Names have been changed to protect the innocent.
Last night was a regularly scheduled board game night at a friend’s house. The X-Men, comprised of Colossus, Nightcrawler, Jean Grey, Prof. X, Wolverine, Bishop, and Gambit gathered round for some gaming.
We started with Justin Gary’s latest design, Bad Beets.
Gary, along with Stoneblade Entertainment, are justifiably famous for creating Ascension: Chronicle of the Godslayer, which is one of the great deckbuilding games alongside Dominion, Star Realms (designed by Gary’s old magic buds Rob Dougherty and Darwin Kastle), and Eminent Domain.
Bad Beets, which will be the subject of a future We Were Playing It Wrong article, is a quick little party game that feels like it was designed to be played in between rounds at a magic GP or before your server brings out your burger. Colossus, Prof. X, Wolverine, Nightcrawler, and Bishop managed to get three games in while waiting for the rest of the team to get back from their mission to Genosha.
Game one went to Bishop and Nightcrawler simultaneously as one of them fed three beets to a poor dog and the other responded by immediately feeding two beets to the equally-pitiful cat. Game two went to Colossus following a well-timed Tattletale, and in game three Prof. X followed up a telepathic tattletale with a timely dog feeding.
The X-Men, now joined by Jean Grey and Gambit, turned their attention to one of GenCon’s biggest hits, Mysterium by Libellud. Mysterium was so hyped it even got a movie poster
Originally published in 2013 under the name Tejemnicze Domostwo by the Polish company Portal Games, it’s now being released by the Poitiers-based Dixit juggernaut Libellud and the results are fantastic. Combining the strong production values Libellud is known for with the clever mechanics of the game itself, this game was enough to turn a circumspect team of mutants into a team of enthusiastic ghost-hunters. Unfortunately, however, Mysterium will also be the subject of a future We Were Playing It Wrong post.

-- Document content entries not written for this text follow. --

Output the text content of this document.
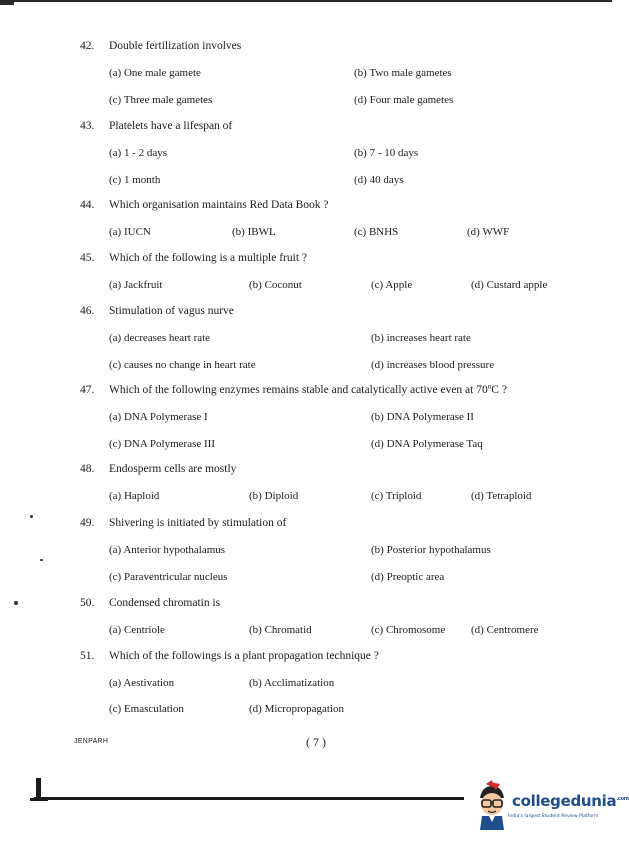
42. Double fertilization involves
(a) One male gamete	(b) Two male gametes
(c) Three male gametes	(d) Four male gametes
43. Platelets have a lifespan of
(a) 1 - 2 days	(b) 7 - 10 days
(c) 1 month	(d) 40 days
44. Which organisation maintains Red Data Book ?
(a) IUCN	(b) IBWL	(c) BNHS	(d) WWF
45. Which of the following is a multiple fruit ?
(a) Jackfruit	(b) Coconut	(c) Apple	(d) Custard apple
46. Stimulation of vagus nurve
(a) decreases heart rate	(b) increases heart rate
(c) causes no change in heart rate	(d) increases blood pressure
47. Which of the following enzymes remains stable and catalytically active even at 70ºC ?
(a) DNA Polymerase I	(b) DNA Polymerase II
(c) DNA Polymerase III	(d) DNA Polymerase Taq
48. Endosperm cells are mostly
(a) Haploid	(b) Diploid	(c) Triploid	(d) Tetraploid
49. Shivering is initiated by stimulation of
(a) Anterior hypothalamus	(b) Posterior hypothalamus
(c) Paraventricular nucleus	(d) Preoptic area
50. Condensed chromatin is
(a) Centriole	(b) Chromatid	(c) Chromosome (d) Centromere
51. Which of the followings is a plant propagation technique ?
(a) Aestivation	(b) Acclimatization
(c) Emasculation	(d) Micropropagation
JENPARH	( 7 )
collegedunia$^{.com}$
India's largest Student Review Platform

Mysterium is an asymmetrical co-op; one player plays the ghost dropping clues as to the details of a heinous crime and the rest are paranormal investigators trying to interpret the clues to figure out the whodunit. Colossus played a wisecracking ghost for our first game which featured some memorable logjams involving Gambit and Nightcrawler. Unfortunately the effort was unsuccessful owing to poor clairvoyance on the part of the investigators. Prof. X played a mostly-silent ghost the second time and, despite hopelessly befuddling Bishop and Gambit (two-time loser), the team successfully deduced that it was Ratatouille in the Ship Room with the Candelabra. Hurray!
After the second game of Mysterium the X-Men scattered to continue the storylines in their solo comicbooks, except for Gambit and Jean Grey who continue their long-running crossover series.